As well as an extra HDMI, there is the usual roster of component video, digital tuner, PC and standard TV inputs. But a key improvement is a dynamic contrast system, whereby the TV's backlight can automatically reduce its output to give dark scenes deeper black levels. Thanks to this, the 32V2500 claims a contrast ratio of 7000:1.
Also on board is the company's acclaimed Bravia Engine video processing engine, with its emphasis on noise reduction, detailing, colour and contrast; Sony's Wide Colour Gamut backlight system for a more extended colour range; and 'SPVA' technology that increases the angle from which you can watch the screen without the picture quality radically decreasing.
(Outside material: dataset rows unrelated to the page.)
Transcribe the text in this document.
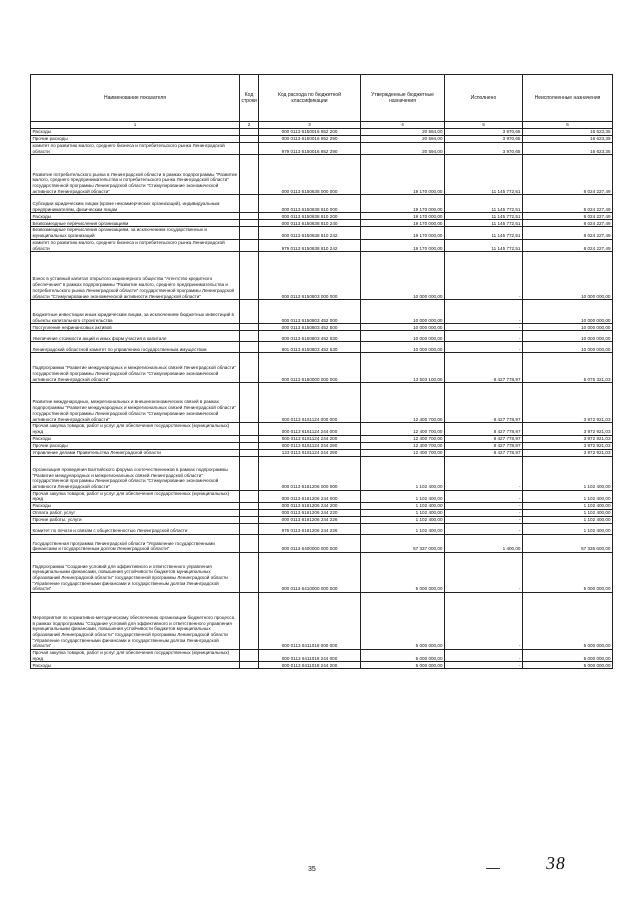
Наименование показателя	Код строки	Код расхода по бюджетной классификации	Утвержденные бюджетные назначения	Исполнено	Неисполненные назначения
1	2	3	4	5	6
Расходы		000 0113 6150016 852 200	20 594,00	3 970,65	16 623,35
Прочие расходы		000 0113 6150016 852 290	20 594,00	3 970,65	16 623,35
комитет по развитию малого, среднего бизнеса и потребительского рынка Ленинградской области		979 0113 6150016 852 290	20 594,00	3 970,65	16 623,35
Развитие потребительского рынка в Ленинградской области в рамках подпрограммы "Развитие малого, среднего предпринимательства и потребительского рынка Ленинградской области" государственной программы Ленинградской области "Стимулирование экономической активности Ленинградской области"		000 0113 6150638 000 000	19 170 000,00	11 145 772,51	8 024 227,49
Субсидии юридическим лицам (кроме некоммерческих организаций), индивидуальным предпринимателям, физическим лицам		000 0113 6150638 810 000	19 170 000,00	11 145 772,51	8 024 227,49
Расходы		000 0113 6150638 810 200	19 170 000,00	11 145 772,51	8 024 227,49
Безвозмездные перечисления организациям		000 0113 6150638 810 240	19 170 000,00	11 145 772,51	8 024 227,49
Безвозмездные перечисления организациям, за исключением государственных и муниципальных организаций		000 0113 6150638 810 242	19 170 000,00	11 145 772,51	8 024 227,49
комитет по развитию малого, среднего бизнеса и потребительского рынка Ленинградской области		979 0113 6150638 810 242	19 170 000,00	11 145 772,51	8 024 227,49
Взнос в уставный капитал открытого акционерного общества "Агентство кредитного обеспечения" в рамках подпрограммы "Развитие малого, среднего предпринимательства и потребительского рынка Ленинградской области" государственной программы Ленинградской области "Стимулирование экономической активности Ленинградской области"		000 0113 6150803 000 000	10 000 000,00	-	10 000 000,00
Бюджетные инвестиции иным юридическим лицам, за исключением бюджетных инвестиций в объекты капитального строительства		000 0113 6150803 452 000	10 000 000,00	-	10 000 000,00
Поступление нефинансовых активов		000 0113 6150803 452 500	10 000 000,00	-	10 000 000,00
Увеличение стоимости акций и иных форм участия в капитале		000 0113 6150803 452 530	10 000 000,00	-	10 000 000,00
Ленинградский областной комитет по управлению государственным имуществом		801 0113 6150803 452 530	10 000 000,00	-	10 000 000,00
Подпрограмма "Развитие международных и межрегиональных связей Ленинградской области" государственной программы Ленинградской области "Стимулирование экономической активности Ленинградской области"		000 0113 6160000 000 000	13 503 100,00	8 427 778,97	5 075 321,03
Развитие международных, межрегиональных и внешнеэкономических связей в рамках подпрограммы "Развитие международных и межрегиональных связей Ленинградской области" государственной программы Ленинградской области "Стимулирование экономической активности Ленинградской области"		000 0113 6161124 000 000	12 400 700,00	8 427 778,97	3 972 921,03
Прочая закупка товаров, работ и услуг для обеспечения государственных (муниципальных) нужд		000 0113 6161124 244 000	12 400 700,00	8 427 778,97	3 972 921,03
Расходы		000 0113 6161124 244 200	12 400 700,00	8 427 778,97	3 972 921,03
Прочие расходы		000 0113 6161124 244 290	12 400 700,00	8 427 778,97	3 972 921,03
Управление делами Правительства Ленинградской области		133 0113 6161124 244 290	12 400 700,00	8 427 778,97	3 972 921,03
Организация проведения Балтийского форума соотечественников в рамках подпрограммы "Развитие международных и межрегиональных связей Ленинградской области" государственной программы Ленинградской области "Стимулирование экономической активности Ленинградской области"		000 0113 6161206 000 000	1 102 400,00	-	1 102 400,00
Прочая закупка товаров, работ и услуг для обеспечения государственных (муниципальных) нужд		000 0113 6161206 244 000	1 102 400,00	-	1 102 400,00
Расходы		000 0113 6161206 244 200	1 102 400,00	-	1 102 400,00
Оплата работ, услуг		000 0113 6161206 244 220	1 102 400,00	-	1 102 400,00
Прочие работы, услуги		000 0113 6161206 244 226	1 102 400,00	-	1 102 400,00
Комитет по печати и связям с общественностью Ленинградской области		976 0113 6161206 244 226	1 102 400,00	-	1 102 400,00
Государственная программа Ленинградской области "Управление государственными финансами и государственным долгом Ленинградской области"		000 0113 6400000 000 000	57 337 000,00	1 400,00	57 335 600,00
Подпрограмма "Создание условий для эффективного и ответственного управления муниципальными финансами, повышения устойчивости бюджетов муниципальных образований Ленинградской области" государственной программы Ленинградской области "Управление государственными финансами и государственным долгом Ленинградской области"		000 0113 6410000 000 000	5 000 000,00	-	5 000 000,00
Мероприятия по нормативно-методическому обеспечению организации бюджетного процесса в рамках подпрограммы "Создание условий для эффективного и ответственного управления муниципальными финансами, повышения устойчивости бюджетов муниципальных образований Ленинградской области" государственной программы Ленинградской области "Управление государственными финансами и государственным долгом Ленинградской области"		000 0113 6411018 000 000	5 000 000,00	-	5 000 000,00
Прочая закупка товаров, работ и услуг для обеспечения государственных (муниципальных) нужд		000 0113 6411018 244 000	5 000 000,00	-	5 000 000,00
Расходы		000 0113 6411018 244 200	5 000 000,00	-	5 000 000,00
35	38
There are also tweaks galore in the neat onscreen menus, including both standard and MPEG noise reduction, gamma adjustments, and a white balance setter.
This Sony is as good with high-definition sources as any LCD TV we've seen. Sharpness levels, for instance, are out of this world, bringing out HD's extra detail in a way few rivals get close to.
Colours are unusually expressive, too, thanks to a winning combination of fulsome saturations and tones. Black levels, meanwhile, are far better than those seen with the original 32V2000, with the dynamic contrast feature enabling dark parts of the picture to suffer much less greying over.
Elsewhere, the Bravia Engine system ensures that the picture is remarkably free of practically all types of video noise, even with SD sources.
With some robust audio to flesh out the all-round excellent AV experience, we have only one quibble with the Sony's performance: its motion handling. In a nutshell, we've seen a few high-end LCD screens show moving objects with less smearing and more resolution than this one.